Am liebsten singen City Light Thief im Chor. Das klingt im besten Fall nach Brand New, manchmal auch nach den Blood Brothers. Im schlechtesten Fall nach Knabenchor, der versucht, Hardcore zu machen.

Letzteres kommt zum Glück nicht ganz so häufig vor. Leider liegt es aber tatsächlich trotzdem am Gesang, dass City Light Thief auf Dauer anstrengen. Songs wie "Bones" oder "Panica" nerven teilweise der affektierten Stimme wegen. Zum Glück ist das nicht immer so.

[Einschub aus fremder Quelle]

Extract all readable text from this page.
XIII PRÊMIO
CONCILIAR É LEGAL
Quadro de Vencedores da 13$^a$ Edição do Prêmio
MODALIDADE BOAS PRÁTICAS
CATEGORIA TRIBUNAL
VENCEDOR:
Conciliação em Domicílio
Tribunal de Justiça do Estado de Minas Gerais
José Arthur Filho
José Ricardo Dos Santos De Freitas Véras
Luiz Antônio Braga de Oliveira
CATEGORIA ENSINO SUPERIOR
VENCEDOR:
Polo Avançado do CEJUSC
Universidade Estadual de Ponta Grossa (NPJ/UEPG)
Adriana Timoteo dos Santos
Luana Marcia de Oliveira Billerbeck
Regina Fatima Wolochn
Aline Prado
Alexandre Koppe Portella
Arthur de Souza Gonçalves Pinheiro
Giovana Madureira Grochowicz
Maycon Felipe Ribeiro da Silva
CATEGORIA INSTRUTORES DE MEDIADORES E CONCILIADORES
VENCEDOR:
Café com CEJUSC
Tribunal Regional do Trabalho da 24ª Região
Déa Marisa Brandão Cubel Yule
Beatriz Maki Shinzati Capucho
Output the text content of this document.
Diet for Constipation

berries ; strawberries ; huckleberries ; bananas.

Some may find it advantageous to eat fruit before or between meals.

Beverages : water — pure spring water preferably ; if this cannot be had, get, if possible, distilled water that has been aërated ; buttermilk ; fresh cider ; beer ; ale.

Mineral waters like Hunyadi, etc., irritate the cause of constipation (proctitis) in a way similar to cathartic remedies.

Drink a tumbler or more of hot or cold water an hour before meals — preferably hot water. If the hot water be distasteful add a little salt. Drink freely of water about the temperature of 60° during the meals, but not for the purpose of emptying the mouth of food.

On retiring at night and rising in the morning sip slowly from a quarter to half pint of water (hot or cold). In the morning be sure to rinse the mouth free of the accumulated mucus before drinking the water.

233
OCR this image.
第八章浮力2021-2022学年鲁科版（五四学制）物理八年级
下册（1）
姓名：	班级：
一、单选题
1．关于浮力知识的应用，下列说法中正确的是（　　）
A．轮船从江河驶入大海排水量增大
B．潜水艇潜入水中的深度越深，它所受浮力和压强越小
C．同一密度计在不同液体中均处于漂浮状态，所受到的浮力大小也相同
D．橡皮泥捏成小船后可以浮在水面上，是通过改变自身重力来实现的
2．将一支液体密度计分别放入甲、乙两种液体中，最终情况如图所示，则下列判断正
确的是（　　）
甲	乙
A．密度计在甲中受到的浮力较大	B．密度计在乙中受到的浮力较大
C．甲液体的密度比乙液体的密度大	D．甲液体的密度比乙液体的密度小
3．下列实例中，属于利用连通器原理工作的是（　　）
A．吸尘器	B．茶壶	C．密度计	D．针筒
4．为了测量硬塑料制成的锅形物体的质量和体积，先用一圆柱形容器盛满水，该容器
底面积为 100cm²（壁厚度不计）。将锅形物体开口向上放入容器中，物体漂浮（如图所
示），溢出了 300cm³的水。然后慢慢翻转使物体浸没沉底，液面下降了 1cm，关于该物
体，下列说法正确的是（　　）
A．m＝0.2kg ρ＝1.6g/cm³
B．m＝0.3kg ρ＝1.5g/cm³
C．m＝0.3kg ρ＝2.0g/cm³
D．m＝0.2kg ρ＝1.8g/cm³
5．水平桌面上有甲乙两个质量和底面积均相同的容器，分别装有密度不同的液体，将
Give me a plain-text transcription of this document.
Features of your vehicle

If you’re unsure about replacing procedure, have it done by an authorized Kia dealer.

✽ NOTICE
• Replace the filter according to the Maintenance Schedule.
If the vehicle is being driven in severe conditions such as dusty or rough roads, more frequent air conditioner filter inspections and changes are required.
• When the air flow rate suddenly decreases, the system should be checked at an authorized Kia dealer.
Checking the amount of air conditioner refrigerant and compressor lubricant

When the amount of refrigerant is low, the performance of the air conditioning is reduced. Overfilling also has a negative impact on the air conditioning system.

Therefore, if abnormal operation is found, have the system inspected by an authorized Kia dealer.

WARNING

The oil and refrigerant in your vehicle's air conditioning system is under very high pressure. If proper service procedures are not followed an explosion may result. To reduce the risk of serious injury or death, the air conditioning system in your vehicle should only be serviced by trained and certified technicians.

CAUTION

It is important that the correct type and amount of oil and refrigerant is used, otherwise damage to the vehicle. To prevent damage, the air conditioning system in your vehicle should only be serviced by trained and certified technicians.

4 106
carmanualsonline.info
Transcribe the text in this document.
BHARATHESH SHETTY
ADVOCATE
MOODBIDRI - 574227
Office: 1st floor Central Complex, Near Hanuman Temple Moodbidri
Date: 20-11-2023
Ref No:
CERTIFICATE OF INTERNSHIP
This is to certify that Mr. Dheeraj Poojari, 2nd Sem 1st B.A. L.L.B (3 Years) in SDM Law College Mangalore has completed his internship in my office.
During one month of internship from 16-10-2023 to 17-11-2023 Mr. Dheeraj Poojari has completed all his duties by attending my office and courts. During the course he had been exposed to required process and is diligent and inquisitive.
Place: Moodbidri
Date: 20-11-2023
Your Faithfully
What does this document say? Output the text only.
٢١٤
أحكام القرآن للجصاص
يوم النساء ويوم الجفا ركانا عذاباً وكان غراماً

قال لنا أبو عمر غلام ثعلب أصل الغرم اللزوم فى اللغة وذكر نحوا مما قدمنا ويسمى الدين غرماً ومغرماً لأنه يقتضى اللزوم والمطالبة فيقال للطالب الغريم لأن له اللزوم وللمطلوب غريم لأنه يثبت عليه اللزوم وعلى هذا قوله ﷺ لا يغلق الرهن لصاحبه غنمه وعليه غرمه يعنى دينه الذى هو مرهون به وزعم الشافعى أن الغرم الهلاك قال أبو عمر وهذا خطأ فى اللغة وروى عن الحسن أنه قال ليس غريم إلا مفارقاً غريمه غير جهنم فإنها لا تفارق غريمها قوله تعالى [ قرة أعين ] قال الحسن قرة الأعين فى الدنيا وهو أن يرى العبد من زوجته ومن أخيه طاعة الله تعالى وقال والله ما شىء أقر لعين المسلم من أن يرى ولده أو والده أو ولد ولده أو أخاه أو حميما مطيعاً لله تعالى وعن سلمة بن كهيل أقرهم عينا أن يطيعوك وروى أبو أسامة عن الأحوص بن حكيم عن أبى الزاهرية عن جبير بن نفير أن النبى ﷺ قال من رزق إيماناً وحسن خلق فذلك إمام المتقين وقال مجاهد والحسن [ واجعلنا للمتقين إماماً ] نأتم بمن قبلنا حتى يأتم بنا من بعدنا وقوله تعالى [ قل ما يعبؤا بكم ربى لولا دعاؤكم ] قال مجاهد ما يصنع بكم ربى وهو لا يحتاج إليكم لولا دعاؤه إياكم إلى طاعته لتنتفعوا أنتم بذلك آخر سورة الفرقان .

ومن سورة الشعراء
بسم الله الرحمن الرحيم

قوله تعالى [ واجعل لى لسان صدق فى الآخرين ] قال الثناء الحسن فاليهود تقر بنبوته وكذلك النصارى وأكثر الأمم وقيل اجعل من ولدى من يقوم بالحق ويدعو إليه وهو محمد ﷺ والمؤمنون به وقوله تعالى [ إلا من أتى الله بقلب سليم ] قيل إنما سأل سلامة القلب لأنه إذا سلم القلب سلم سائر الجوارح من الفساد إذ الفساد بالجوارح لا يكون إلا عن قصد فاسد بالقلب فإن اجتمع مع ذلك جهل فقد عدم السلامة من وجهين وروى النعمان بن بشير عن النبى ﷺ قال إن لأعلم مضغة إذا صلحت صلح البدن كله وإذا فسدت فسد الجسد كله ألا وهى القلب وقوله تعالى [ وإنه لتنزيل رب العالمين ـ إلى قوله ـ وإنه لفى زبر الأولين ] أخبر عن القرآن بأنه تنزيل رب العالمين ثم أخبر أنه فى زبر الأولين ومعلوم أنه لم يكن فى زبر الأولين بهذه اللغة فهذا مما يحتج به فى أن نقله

Die musikalische Begleitung geht ohne jeden Zweifel als großartig durch. Die Jungs von City Light Thief lassen sich von vielen Bands, etwa Brand New, Touché Amoré oder Robocop Kraus, beeinflussen. Sie packen Ansätze und Ideen aus den unterschiedlichsten Genres in ihre Songs und bauen trotzdem ein homogenes Soundkonstrukt auf. Aus Tracks wie "Panica" oder "Makel" hört man immer wieder den intensiven Posthardcore von La Dispute heraus. "Travelogue" oder "Portland, Maine" funktionieren dafür gut in der Indie-Disco.

City Light Thief bauen selten große Gitarrenwände auf. Sie setzten vielmehr auf vielschichtige und verwobene Melodien aus Gitarre und Keyboard. Das macht die Songs unheimlich abwechslungsreich. In Sachen Dynamik und Vielseitigkeit macht den Jungs so schnell keiner was vor. Die Songs atmen tief ein, springen in die Luft, wirbeln wild herum, schlagen dabei um sich und landen wieder ruhig am Boden.

"In Full Swing" verbindet ein rasend schnelles Schlagzeug mit sanften, ruhigen Keyboard-Notes, in die immer wieder eine verzerrte Gitarre reinbratzt. Die sanfte Hymne "Helicopter Youth" schraubt sich nur für wenige Sekunden nach oben. Auch "Omori" zieht sich wabernd und still am Boden hin, bis die verzerrten Gitarren alles in Feedback und Rauschen hüllen. Ganz sanft und still endet der Song. Ein gutes Ende? Möglich, aber der größte Songbrocken steht noch bevor.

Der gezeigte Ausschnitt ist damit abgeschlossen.